Started by Blake Crosbyover 25 years ago3 messagesgeneral
Jump to latest
#1Blake Crosby
me@blakecrosby.com

I have a (hopefully) quick question about the timestamp type and time zones.

Currently the database resides on a box in time zone with offset -05.
Inserts and Selects are being done from time zone +11.
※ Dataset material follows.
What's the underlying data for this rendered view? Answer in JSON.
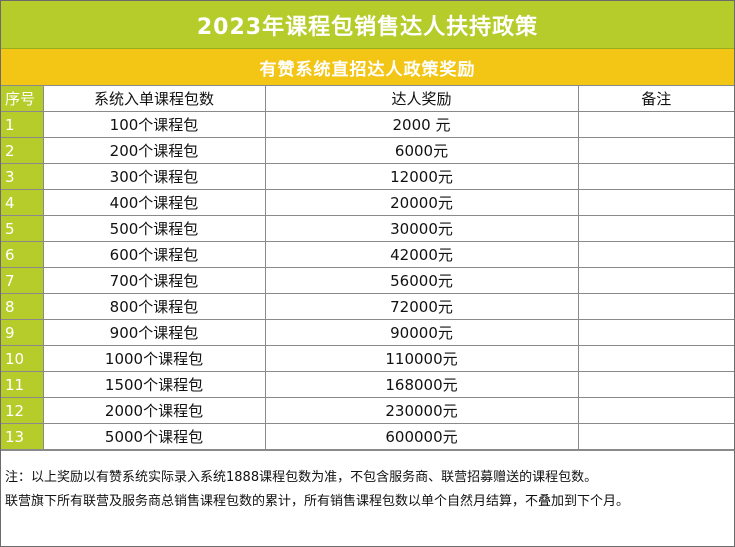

Currently in the table the dates/times are stored with the -05 time zone
information attached:

date
------------------------
2001-01-01 08:42:24-05

I can get the correct date/time for my local time zone (+11) by using SET
TIMEZONE TO 'Australia/Sydney' . What I would like to know, am I able to
store the date/time in the database with the correct time zone offset (+11)
and not (-05)? ie, so it looks like this:

date
------------------------
2001-01-02 12:42:24+11

I want to be able to select the date from the table and not have to worry
about applying the proper time zone offset by using SET TIMEZONE TO.

Regards,
Blake Crosby.

#2Tom Lane
tgl@sss.pgh.pa.us
In reply to: Blake Crosby (#1)
Re: Time Zone Query

Blake Crosby <me@blakecrosby.com> writes:

I have a (hopefully) quick question about the timestamp type and time zones.
Currently the database resides on a box in time zone with offset -05.
Inserts and Selects are being done from time zone +11.

Currently in the table the dates/times are stored with the -05 time zone
information attached:

No, the times in the database are all GMT. They will get *displayed*
with some particular timezone offset, as determined by the TIMEZONE
SET variable.

I can get the correct date/time for my local time zone (+11) by using SET
TIMEZONE TO 'Australia/Sydney' . What I would like to know, am I able to
store the date/time in the database with the correct time zone offset (+11)
and not (-05)? ie, so it looks like this:

You have a fundamental misconception here...

I want to be able to select the date from the table and not have to worry
about applying the proper time zone offset by using SET TIMEZONE TO.

You have to set TIMEZONE to your local timezone if you want dates
displayed in something other than the server's default timezone.
Perhaps what you are really looking for is the PGTZ environment
variable. If you keep PGTZ set in your environment, libpq will issue
the SET TIMEZONE command for you during connection startup.

regards, tom lane

#3Blake Crosby
me@blakecrosby.com
In reply to: Tom Lane (#2)
Re: Time Zone Query

At 12:09 PM 4/01/2001 -0500, you wrote:

No, the times in the database are all GMT. They will get *displayed*
with some particular timezone offset, as determined by the TIMEZONE
SET variable.

You have to set TIMEZONE to your local timezone if you want dates
displayed in something other than the server's default timezone.
Perhaps what you are really looking for is the PGTZ environment
variable. If you keep PGTZ set in your environment, libpq will issue
the SET TIMEZONE command for you during connection startup.

regards, tom lane

After further investigation it turns out I am looking for a timestamp and
timetz hybrid. Possibly timestamptz ? :)

My solution has been to store the timezone offset in a int4 field, then
apply that offset when selecting data from my timestamp type fields.